In the Aleutian Range island arc lies the massive Veniaminof volcano (56°11’52” N 159°23’35” W), a 2507 m (8225 ft) stratovolcano. It is one of the most prominent in Alaska, neighbour to the closely monitored Aniakchak and Pavlof volcanoes.
Historical activity arises from the two prominent intracaldera cones. The currently inactive larger one barely rises above the glacier surface. Several post-caldera cinder and scoria cones are aligned on a NW trending line from the Bering Sea coast down the Pacific slope.
Seismicity of the past 10 years show a clear vertical trend of earthquakes up from the wrinkled Wadati-Benioff zone of the Pacific Oceanic plate, feeding the subduction zone related volcano.
The USGS Alaska Volcano Observatory (AVO) maintains one of the best public volcano monitoring websites on the internet in my opinion with all information one could possibly wish for clearly laid out. 17 eruptions have been recorded in historic times since 1830 (AVO eruption time-line of Veniaminof) with some increasing frequency in recent years. The GVP denotes several periods since September 2002 of on-and off activity with low-frequency tremor as first sign of volcanic unrest, steam and minor ash exhalations from the historically active intra-caldera cinder cone. With the webcam installed in Perryville (32 km SSE, population 113) in 2004 many low-level eruptions above the crater rim could be monitored on clear days in the following years. In January 2005 a long thin ash cloud stretching as far as 55 km was observed. A heat anomaly caused by low level strombolian activity at the summit lead to orange alert throughout February 2005. Low-level seismic activity and occasional minor ash emissions continued until 2008.
Last year in June volcanic tremor set in again, indicating lava effusion and orange alert was declared again. In the following weeks small explosions above the crater rim were observed, at least four steam and ash plumes up to 4.6 km a.s.l. until August 2013. Activity markedly increased on August 20 when loud explosions coming from Veniaminof were heard in Perryville, coming to a climax on August 30 with intense seismicity, lava fountains and ash clouds rising to over 6 km a.s.l. (see video).
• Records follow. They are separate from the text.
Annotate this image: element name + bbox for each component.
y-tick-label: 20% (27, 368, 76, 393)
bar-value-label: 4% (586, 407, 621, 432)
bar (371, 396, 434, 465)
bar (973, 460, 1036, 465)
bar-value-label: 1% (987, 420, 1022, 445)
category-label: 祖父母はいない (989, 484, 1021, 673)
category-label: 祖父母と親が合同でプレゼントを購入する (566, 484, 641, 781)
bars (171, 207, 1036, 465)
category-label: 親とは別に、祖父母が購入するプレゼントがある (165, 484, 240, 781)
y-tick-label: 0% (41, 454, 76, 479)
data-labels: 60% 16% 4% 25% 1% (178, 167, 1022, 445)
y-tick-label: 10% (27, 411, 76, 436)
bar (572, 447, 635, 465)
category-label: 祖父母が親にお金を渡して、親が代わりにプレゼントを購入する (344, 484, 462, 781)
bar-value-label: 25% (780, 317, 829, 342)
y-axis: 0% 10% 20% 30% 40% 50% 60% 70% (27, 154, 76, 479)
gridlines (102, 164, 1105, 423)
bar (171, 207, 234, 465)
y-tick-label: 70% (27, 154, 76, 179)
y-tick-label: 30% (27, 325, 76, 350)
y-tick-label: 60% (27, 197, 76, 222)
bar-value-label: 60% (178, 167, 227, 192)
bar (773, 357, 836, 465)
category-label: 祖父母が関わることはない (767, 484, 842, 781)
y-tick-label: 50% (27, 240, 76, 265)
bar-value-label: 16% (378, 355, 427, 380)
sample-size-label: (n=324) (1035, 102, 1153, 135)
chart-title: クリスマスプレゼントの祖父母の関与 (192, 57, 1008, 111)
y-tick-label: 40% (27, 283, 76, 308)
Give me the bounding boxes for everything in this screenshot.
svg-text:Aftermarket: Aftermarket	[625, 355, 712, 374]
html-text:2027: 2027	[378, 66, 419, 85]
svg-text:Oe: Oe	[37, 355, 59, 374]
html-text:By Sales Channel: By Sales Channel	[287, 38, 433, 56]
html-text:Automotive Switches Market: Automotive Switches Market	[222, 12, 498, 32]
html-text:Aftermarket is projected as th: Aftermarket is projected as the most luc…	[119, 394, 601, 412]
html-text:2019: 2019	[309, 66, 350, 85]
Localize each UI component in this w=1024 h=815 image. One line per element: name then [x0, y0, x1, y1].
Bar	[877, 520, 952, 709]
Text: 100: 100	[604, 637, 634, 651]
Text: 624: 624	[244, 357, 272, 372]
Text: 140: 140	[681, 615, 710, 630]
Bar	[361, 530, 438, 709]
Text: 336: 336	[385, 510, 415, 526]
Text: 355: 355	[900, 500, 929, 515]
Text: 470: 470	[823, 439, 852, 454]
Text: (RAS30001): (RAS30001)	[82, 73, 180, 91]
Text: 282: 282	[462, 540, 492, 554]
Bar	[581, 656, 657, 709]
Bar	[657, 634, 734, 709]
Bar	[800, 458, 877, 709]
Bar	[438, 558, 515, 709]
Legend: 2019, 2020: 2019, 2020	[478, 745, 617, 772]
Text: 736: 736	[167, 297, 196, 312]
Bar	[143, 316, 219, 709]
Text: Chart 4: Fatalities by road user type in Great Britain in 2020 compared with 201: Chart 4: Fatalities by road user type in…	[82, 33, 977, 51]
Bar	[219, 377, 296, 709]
After some temporary decrease in seismic and volcanic activity Mt. Veniaminof flared up again on October 6. Timelapse of eruption on 30 Aug 2013:
Veniaminof seems to have taken a rest since last October, although the alert level is still at yellow with seismicity remaining slightly above background.
In the meantime, a few hundred kilometers to the SW, Shishaldin came to live again after some unrest in 2009, and the aviation color code was raised to yellow on 30 Jan 2014 due to elevated surface temperature and increased steam emission. Shishaldin is less than 10000 years old and and the beautiful symmetrical cone reaches highest amongst all volcanoes in the Aleutean island arc (2857 m).